No termino de aceptar ese recurso que ya refutó Aristóteles contra Platón: “duplicar el mundo es duplicar los problemas”. Faulkner es, de hecho, uno de los pocos que ha salido airosamente de ese dilema, quizás porque su ciudad está ubicada sobre un terreno conocido, el Sur mítico que Mark Twain (uno de los grandes genios de la literatura) construyó para Huck Finn y Tom Sawyer. La tentación de la alegoría es muy poderosa, acomodar la “realidad” a la necesidad del escritor en problemas siempre es una salida fácil.

La novela de Harper Lee transcurre en Maycomb, un pueblo imaginario de Alabama. Las piezas narrativas se van volviendo más y más esquemáticas hasta que sólo tenemos a un abogado honesto, un white trash violento y un negro oprimido. Como dice Roxane Gay en en New York Times, “ I don’t need to read about a young white girl understanding the perniciousness of racism to actually understand the perniciousness of racism. I have ample firsthand experience”.
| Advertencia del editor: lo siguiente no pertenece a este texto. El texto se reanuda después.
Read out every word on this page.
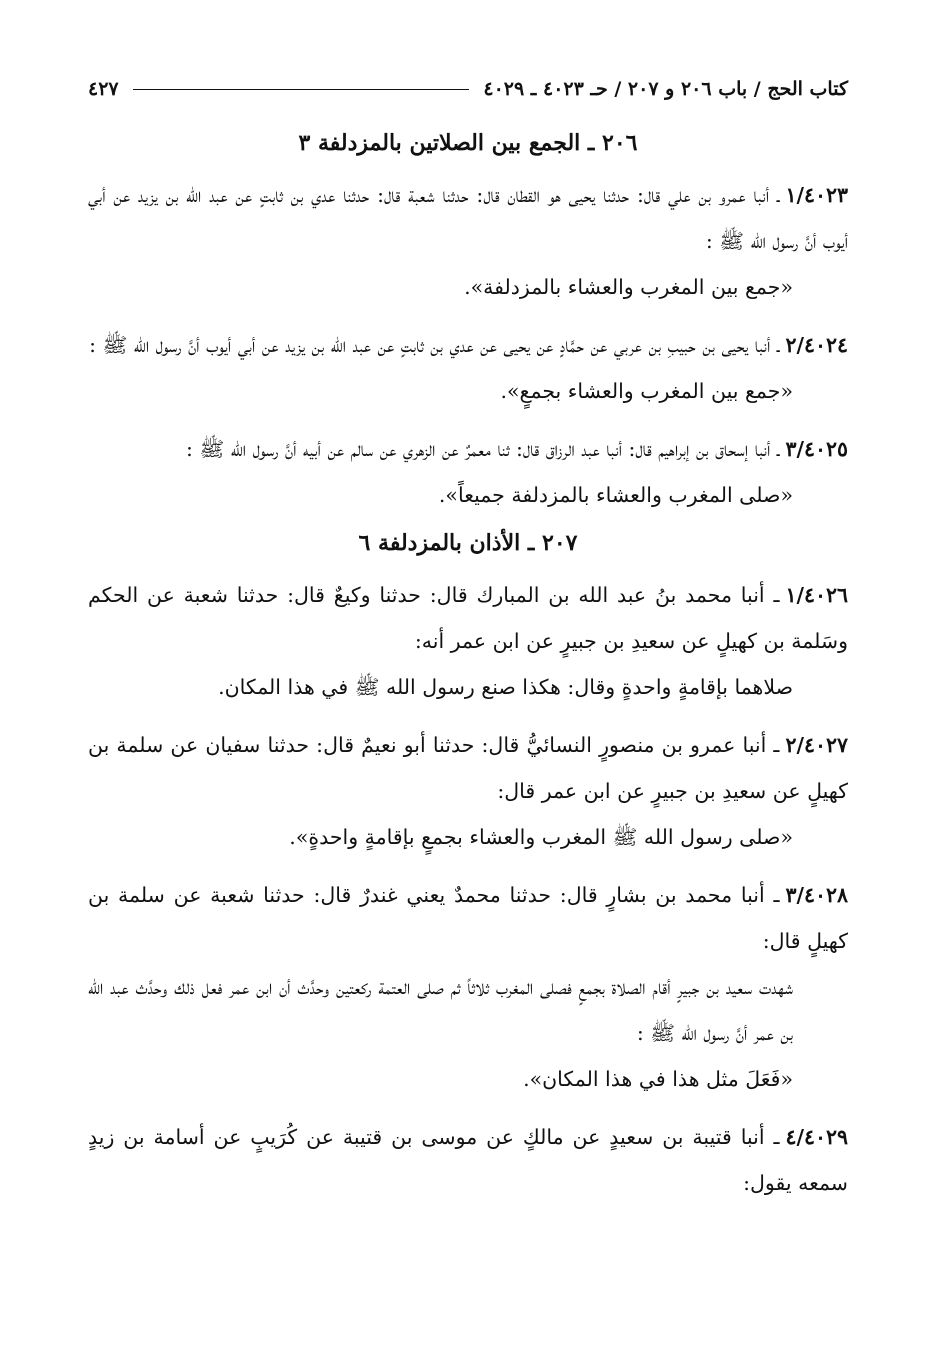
كتاب الحج / باب ٢٠٦ و ٢٠٧ / حـ ٤٠٢٣ ـ ٤٠٢٩
٤٢٧
٢٠٦ ـ الجمع بين الصلاتين بالمزدلفة ٣

١/٤٠٢٣ـ أنبا عمرو بن علي قال: حدثنا يحيى هو القطان قال: حدثنا شعبة قال: حدثنا عدي بن ثابتٍ عن عبد الله بن يزيد عن أبي أيوب أنَّ رسول الله ﷺ :

«جمع بين المغرب والعشاء بالمزدلفة».

٢/٤٠٢٤ـ أنبا يحيى بن حبيبِ بن عربي عن حمَّادٍ عن يحيى عن عدي بن ثابتٍ عن عبد الله بن يزيد عن أبي أيوب أنَّ رسول الله ﷺ :

«جمع بين المغرب والعشاء بجمعٍ».

٣/٤٠٢٥ـ أنبا إسحاق بن إبراهيم قال: أنبا عبد الرزاق قال: ثنا معمرٌ عن الزهري عن سالم عن أبيه أنَّ رسول الله ﷺ :

«صلى المغرب والعشاء بالمزدلفة جميعاً».

٢٠٧ ـ الأذان بالمزدلفة ٦

١/٤٠٢٦ـ أنبا محمد بنُ عبد الله بن المبارك قال: حدثنا وكيعٌ قال: حدثنا شعبة عن الحكم وسَلمة بن كهيلٍ عن سعيدِ بن جبيرٍ عن ابن عمر أنه:

صلاهما بإقامةٍ واحدةٍ وقال: هكذا صنع رسول الله ﷺ في هذا المكان.

٢/٤٠٢٧ـ أنبا عمرو بن منصورٍ النسائيُّ قال: حدثنا أبو نعيمٌ قال: حدثنا سفيان عن سلمة بن كهيلٍ عن سعيدِ بن جبيرٍ عن ابن عمر قال:

«صلى رسول الله ﷺ المغرب والعشاء بجمعٍ بإقامةٍ واحدةٍ».

٣/٤٠٢٨ـ أنبا محمد بن بشارٍ قال: حدثنا محمدٌ يعني غندرٌ قال: حدثنا شعبة عن سلمة بن كهيلٍ قال:

شهدت سعيد بن جبيرٍ أقام الصلاة بجمعٍ فصلى المغرب ثلاثاً ثم صلى العتمة ركعتين وحدَّث أن ابن عمر فعل ذلك وحدَّث عبد الله بن عمر أنَّ رسول الله ﷺ :

«فَعَلَ مثل هذا في هذا المكان».

٤/٤٠٢٩ـ أنبا قتيبة بن سعيدٍ عن مالكٍ عن موسى بن قتيبة عن كُرَيبٍ عن أسامة بن زيدٍ سمعه يقول:
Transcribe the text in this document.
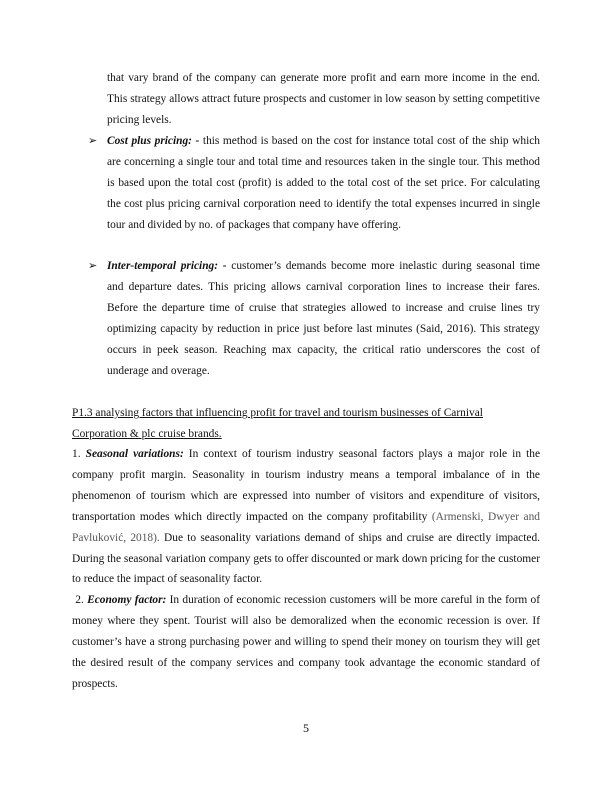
that vary brand of the company can generate more profit and earn more income in the end. This strategy allows attract future prospects and customer in low season by setting competitive pricing levels.
➢ Cost plus pricing: - this method is based on the cost for instance total cost of the ship which are concerning a single tour and total time and resources taken in the single tour. This method is based upon the total cost (profit) is added to the total cost of the set price. For calculating the cost plus pricing carnival corporation need to identify the total expenses incurred in single tour and divided by no. of packages that company have offering.
➢ Inter-temporal pricing: - customer’s demands become more inelastic during seasonal time and departure dates. This pricing allows carnival corporation lines to increase their fares. Before the departure time of cruise that strategies allowed to increase and cruise lines try optimizing capacity by reduction in price just before last minutes (Said, 2016). This strategy occurs in peek season. Reaching max capacity, the critical ratio underscores the cost of underage and overage.
P1.3 analysing factors that influencing profit for travel and tourism businesses of Carnival Corporation & plc cruise brands.
1. Seasonal variations: In context of tourism industry seasonal factors plays a major role in the company profit margin. Seasonality in tourism industry means a temporal imbalance of in the phenomenon of tourism which are expressed into number of visitors and expenditure of visitors, transportation modes which directly impacted on the company profitability (Armenski, Dwyer and Pavluković, 2018). Due to seasonality variations demand of ships and cruise are directly impacted. During the seasonal variation company gets to offer discounted or mark down pricing for the customer to reduce the impact of seasonality factor.
2. Economy factor: In duration of economic recession customers will be more careful in the form of money where they spent. Tourist will also be demoralized when the economic recession is over. If customer’s have a strong purchasing power and willing to spend their money on tourism they will get the desired result of the company services and company took advantage the economic standard of prospects.
5
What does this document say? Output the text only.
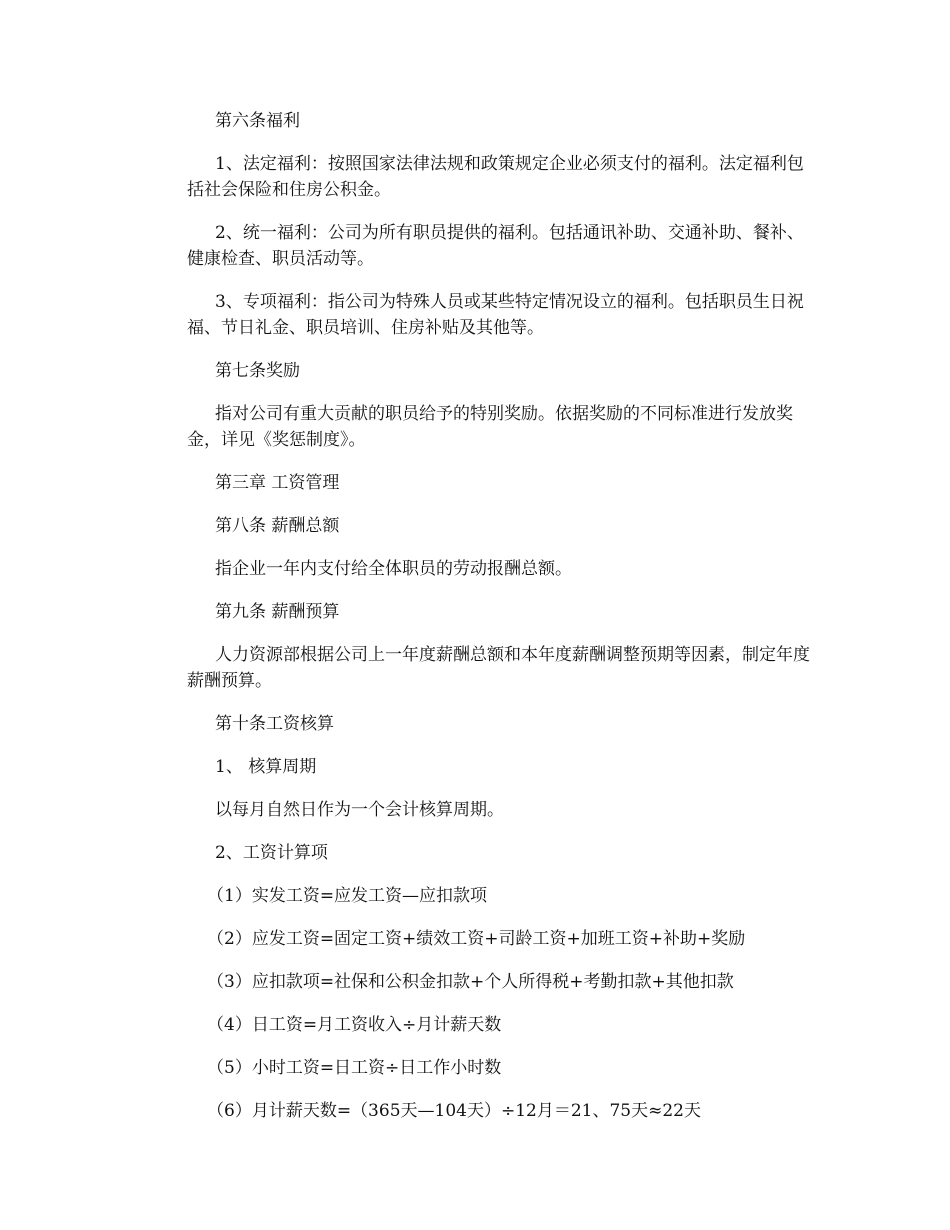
第六条福利

1、法定福利：按照国家法律法规和政策规定企业必须支付的福利。法定福利包括社会保险和住房公积金。

2、统一福利：公司为所有职员提供的福利。包括通讯补助、交通补助、餐补、健康检查、职员活动等。

3、专项福利：指公司为特殊人员或某些特定情况设立的福利。包括职员生日祝福、节日礼金、职员培训、住房补贴及其他等。

第七条奖励

指对公司有重大贡献的职员给予的特别奖励。依据奖励的不同标准进行发放奖金，详见《奖惩制度》。

第三章 工资管理

第八条 薪酬总额

指企业一年内支付给全体职员的劳动报酬总额。

第九条 薪酬预算

人力资源部根据公司上一年度薪酬总额和本年度薪酬调整预期等因素，制定年度薪酬预算。

第十条工资核算

1、 核算周期

以每月自然日作为一个会计核算周期。

2、工资计算项

（1）实发工资=应发工资—应扣款项

（2）应发工资=固定工资+绩效工资+司龄工资+加班工资+补助+奖励

（3）应扣款项=社保和公积金扣款+个人所得税+考勤扣款+其他扣款

（4）日工资=月工资收入÷月计薪天数

（5）小时工资=日工资÷日工作小时数

（6）月计薪天数=（365天—104天）÷12月＝21、75天≈22天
El desastre que es la película se resuelve por un personaje escondido en una casa, símbolo del inconsciente norteamericano, violento y algo estúpido, fatalmente perdonado por el abogado que deshace así todo su afán legalista. El paternalismo de la imagen final no transmite intimidad, es más bien el resultado de una pesada alegoría sobre el miedo, la justicia y el tedio.